Les députés ont rejeté le 27 janvier une motion de censure visant le gouvernement de Sébastien Lecornu, suite à l'utilisation de l'article 49.3 pour voter le budget de l'État.
L'Assemblée nationale a de nouveau opposé une fin de non-recevoir à une motion de censure déposée par les groupes Insoumis, écologiste et GDR (communistes et ultramarins). Cette action a été entreprise en réaction à la décision du Premier ministre de recourir à l'article 49.3, une procédure qui lui permet de faire adopter la partie dépenses du budget de l'État pour 2026 sans vote.
La motion a récolté 267 voix, mais la droite et le Parti socialiste ont choisi de ne pas s'y associer, alors que 289 voix étaient nécessaires pour provoquer la chute du gouvernement.
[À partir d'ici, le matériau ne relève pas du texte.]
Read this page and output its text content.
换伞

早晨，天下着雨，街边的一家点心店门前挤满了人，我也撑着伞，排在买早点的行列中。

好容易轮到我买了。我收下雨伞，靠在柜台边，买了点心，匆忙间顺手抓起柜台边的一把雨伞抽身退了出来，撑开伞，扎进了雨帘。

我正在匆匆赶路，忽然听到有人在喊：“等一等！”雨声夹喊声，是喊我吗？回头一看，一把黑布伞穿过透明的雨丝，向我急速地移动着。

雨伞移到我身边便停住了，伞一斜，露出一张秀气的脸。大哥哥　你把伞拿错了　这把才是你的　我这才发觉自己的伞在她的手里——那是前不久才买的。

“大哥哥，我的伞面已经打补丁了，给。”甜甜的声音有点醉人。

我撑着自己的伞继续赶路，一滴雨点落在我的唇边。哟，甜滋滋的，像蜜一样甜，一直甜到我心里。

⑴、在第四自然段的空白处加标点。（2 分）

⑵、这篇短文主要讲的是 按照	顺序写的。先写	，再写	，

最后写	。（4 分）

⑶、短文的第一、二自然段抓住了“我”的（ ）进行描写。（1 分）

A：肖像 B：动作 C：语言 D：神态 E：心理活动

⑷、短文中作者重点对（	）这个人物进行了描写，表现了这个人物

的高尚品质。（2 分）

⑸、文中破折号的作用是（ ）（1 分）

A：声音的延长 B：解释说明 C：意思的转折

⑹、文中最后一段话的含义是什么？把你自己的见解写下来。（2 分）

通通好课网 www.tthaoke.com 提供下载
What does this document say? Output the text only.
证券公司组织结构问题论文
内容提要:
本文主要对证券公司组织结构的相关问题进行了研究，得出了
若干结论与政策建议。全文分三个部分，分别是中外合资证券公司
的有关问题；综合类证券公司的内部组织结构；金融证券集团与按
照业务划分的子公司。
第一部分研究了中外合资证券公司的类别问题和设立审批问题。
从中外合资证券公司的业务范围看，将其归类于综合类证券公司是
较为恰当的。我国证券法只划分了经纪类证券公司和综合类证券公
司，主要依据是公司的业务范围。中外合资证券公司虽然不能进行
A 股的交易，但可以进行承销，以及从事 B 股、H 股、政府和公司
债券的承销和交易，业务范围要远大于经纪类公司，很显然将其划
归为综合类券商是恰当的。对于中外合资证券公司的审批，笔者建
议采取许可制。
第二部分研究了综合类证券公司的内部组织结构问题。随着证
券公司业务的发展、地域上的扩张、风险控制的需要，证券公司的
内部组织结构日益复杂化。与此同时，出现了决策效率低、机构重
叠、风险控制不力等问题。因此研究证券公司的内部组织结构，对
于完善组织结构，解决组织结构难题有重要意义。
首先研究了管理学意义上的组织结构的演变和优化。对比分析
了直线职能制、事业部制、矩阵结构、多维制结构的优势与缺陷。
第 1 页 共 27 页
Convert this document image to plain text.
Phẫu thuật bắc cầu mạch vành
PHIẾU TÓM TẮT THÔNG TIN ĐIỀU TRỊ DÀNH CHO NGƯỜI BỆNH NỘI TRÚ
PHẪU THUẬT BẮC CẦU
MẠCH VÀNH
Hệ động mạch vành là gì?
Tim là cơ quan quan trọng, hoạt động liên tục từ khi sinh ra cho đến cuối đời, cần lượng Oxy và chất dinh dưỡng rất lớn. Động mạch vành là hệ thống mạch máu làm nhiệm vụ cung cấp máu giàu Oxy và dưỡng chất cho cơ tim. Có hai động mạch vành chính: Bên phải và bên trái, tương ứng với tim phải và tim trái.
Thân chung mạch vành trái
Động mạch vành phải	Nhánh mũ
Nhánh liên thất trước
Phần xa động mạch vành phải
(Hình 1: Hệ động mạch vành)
Selon des experts politiques, ce positionnement pourrait renforcer la perception d'un outil institutionnel qui échappe à la volonté démocratique.
À l'horizon, une motion de censure similaire, proposée par le Rassemblement national et son allié le groupe UDR, pourrait subir le même sort, facilitant ainsi l'adoption rapide du budget par l'Assemblée avant de le transmettre au Sénat. Ce flou politico-budgetaire laisse entrevoir des débats intenses à venir.